Till now, none of the studies have shown that the chance of miscarriage is increased in SARS-CoV-2 infection during pregnancy, however, it was observed that women with the SARS-CoV infection were found to have a slightly higher risk of miscarriage, but of course only in those who were having some other complications.6
Most of the studies discussed here have analyzed the outcomes in pregnant women in the last trimester. None of the studies had pregnant women in the first and second trimesters, so the effects of SARS-CoV-2 infection on first two trimesters are not known. Further, most of the pregnant women enrolled in these studies had very mild to moderate symptoms, so it is not clear how the pregnancy will be affected if the symptoms are moderate to severe. In addition, very less number of patients were enrolled in all the studies discussed here. It is important to include a big cohort to study the course of SARS-CoV-2 infection systematically in pregnant females.

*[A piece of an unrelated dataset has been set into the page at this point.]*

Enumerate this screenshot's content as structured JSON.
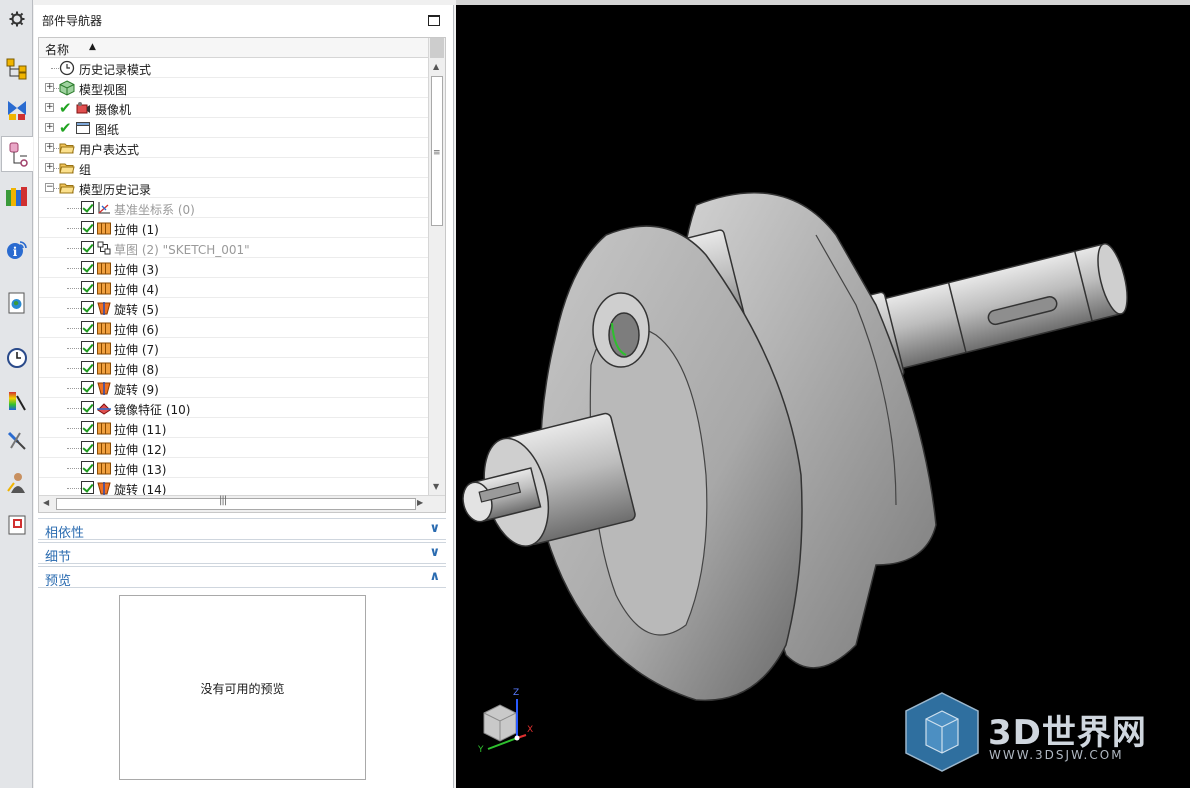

COVID-19 pneumonia in pregnancy is a complicated situation and so a multidisciplinary team of medical experts consisting of obstetricians, infectious diseases experts, anesthetists, ICU, pediatricians, internal medicine experts, nosocomial infection control experts and of course psychologists is required to manage and fully treat these patients.16 None of the medical staff should have SARS-CoV-2 infection during the entire treatment period and the entire staff should be trained for strict isolation and protection measures such as hand hygiene, use of protective equipment, safe waste management, environmental cleaning, and sterilization of medical equipment. If a pregnant female has finished full term, then after consultation with a multidisciplinary team, delivery might be a better option due to safety considerations. If possible, delivery should be performed in a designated negative pressure isolation room and the entire medical staff involved should wear protective gears including gown, N-95 mask, eye protection and gloves.17 Based on WHO guidance and lack of clinical evidences, use of corticosteroids for COVID-19 is not recommended during pregnancy.18 Only those drugs or alternative medicines which have shown effective ness with no side effects on the fetus should be used. Antibiotics can be used to prevent secondary bacterial infections only after operation. Most important, utmost care and precautions should be taken in handling the infant to avoid any possible transmission of infection including contact, droplet and airborne. Breastfeeding can be little bit risky due to the close contact between the infected mother and the child, so it is advised to wear a mask while feeding the baby.19 Some infected cases in China demonstrated viral shedding in faeces, suggesting that SARS-CoV-2 might also be present in other body parts, so precautions should be taken during delivery.15
To summarize, this review is an attempt to understand and learn from the clinical case histories of SARS-CoV-2 + pregnant women. It also aims to make people aware that it is very important to screen pregnant women and follow strict preventive measures. If at all they are found to be COVID-19 positive, then they should be quarantined, regularly and thoroughly checked for any complication and a multidisciplinary team should be consulted to perform the delivery. Neonates should be closely monitored and it is advised that these neonates should be separated from the COVID-19 mothers for at least 14 days if possible.